3. Par des arrêtés du 31 juillet 2025, le préfet des Hauts-de-Seine a obligé M. A B à quitter le territoire français, a fixé le pays de destination de cette mesure d'éloignement, lui a interdit de retourner en France pendant deux ans et l'a assigné à résidence pour une durée de quarante-cinq jours dans le département des Hauts-de-Seine. Il ressort des pièces du dossier que ces décisions ont été notifiées à M. A B le même jour à 18h00 et que ces notifications comportaient les mentions des voies et délais de recours. Or, la requête présentée par M. A B n'a été enregistrée au greffe du tribunal que le 12 août 2025, postérieurement à l'expiration du délai de recours contentieux de sept jours dont il disposait. Par suite, la présente requête, qui est entachée d'une irrecevabilité manifeste insusceptible d'être couverte en cours d'instance, ne peut qu'être rejetée.

O R D O N N E :

Article 1er : La requête de M. A B est rejetée.

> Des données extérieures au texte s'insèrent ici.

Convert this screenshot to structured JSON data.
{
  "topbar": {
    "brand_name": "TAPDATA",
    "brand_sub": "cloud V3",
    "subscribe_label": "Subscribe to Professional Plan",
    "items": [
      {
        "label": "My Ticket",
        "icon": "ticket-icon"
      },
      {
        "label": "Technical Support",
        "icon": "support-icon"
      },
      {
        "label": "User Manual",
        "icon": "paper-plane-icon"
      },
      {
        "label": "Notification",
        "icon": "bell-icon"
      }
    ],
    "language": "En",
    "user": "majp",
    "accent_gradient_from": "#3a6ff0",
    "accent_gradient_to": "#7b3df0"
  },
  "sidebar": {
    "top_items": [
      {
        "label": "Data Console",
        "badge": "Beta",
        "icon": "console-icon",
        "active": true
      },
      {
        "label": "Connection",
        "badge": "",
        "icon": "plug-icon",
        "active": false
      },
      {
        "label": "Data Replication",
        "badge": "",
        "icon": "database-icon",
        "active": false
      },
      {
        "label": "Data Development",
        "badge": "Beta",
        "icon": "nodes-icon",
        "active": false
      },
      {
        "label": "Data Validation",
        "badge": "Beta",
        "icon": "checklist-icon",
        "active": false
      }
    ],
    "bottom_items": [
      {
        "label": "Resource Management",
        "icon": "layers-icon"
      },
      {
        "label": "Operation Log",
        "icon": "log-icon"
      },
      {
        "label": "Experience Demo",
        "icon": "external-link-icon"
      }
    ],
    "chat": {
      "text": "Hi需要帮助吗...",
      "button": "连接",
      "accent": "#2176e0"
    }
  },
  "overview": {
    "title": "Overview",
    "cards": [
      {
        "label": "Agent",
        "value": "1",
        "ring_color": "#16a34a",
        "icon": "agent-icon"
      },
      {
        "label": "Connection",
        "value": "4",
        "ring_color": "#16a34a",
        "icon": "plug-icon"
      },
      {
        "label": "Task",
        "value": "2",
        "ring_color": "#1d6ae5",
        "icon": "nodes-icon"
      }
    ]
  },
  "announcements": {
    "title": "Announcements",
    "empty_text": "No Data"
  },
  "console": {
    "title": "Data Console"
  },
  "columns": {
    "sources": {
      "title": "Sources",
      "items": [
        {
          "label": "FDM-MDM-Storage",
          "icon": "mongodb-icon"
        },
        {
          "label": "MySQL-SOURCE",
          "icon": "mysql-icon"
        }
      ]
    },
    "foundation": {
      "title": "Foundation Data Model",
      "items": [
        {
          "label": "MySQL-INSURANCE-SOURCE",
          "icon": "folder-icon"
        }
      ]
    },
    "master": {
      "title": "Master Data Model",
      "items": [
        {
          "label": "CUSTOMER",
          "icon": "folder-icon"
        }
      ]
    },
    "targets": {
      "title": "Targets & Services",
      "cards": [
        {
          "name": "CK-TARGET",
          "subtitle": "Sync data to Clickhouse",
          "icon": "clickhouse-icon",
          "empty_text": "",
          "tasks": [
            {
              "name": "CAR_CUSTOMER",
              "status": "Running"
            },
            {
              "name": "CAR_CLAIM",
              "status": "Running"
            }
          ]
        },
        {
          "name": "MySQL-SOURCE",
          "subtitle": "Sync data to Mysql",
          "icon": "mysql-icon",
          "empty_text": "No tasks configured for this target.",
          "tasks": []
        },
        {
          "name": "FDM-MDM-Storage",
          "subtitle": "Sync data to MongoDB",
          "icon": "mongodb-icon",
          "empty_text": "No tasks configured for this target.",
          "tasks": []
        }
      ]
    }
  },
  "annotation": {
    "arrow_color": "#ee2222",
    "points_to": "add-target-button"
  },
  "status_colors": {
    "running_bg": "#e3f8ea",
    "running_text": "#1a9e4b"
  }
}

Article 2 : La présente ordonnance sera notifiée à M C A B.

Fait à Cergy, le 13 août 2025.

La première vice-présidente,

signé

C. Grenier

La République mande et ordonne au préfet des Hauts-de-Seine en ce qui le concerne ou à tous commissaires de justice à ce requis en ce qui concerne les voies de droit commun contre les parties privées, de pourvoir à l'exécution de la présente décision.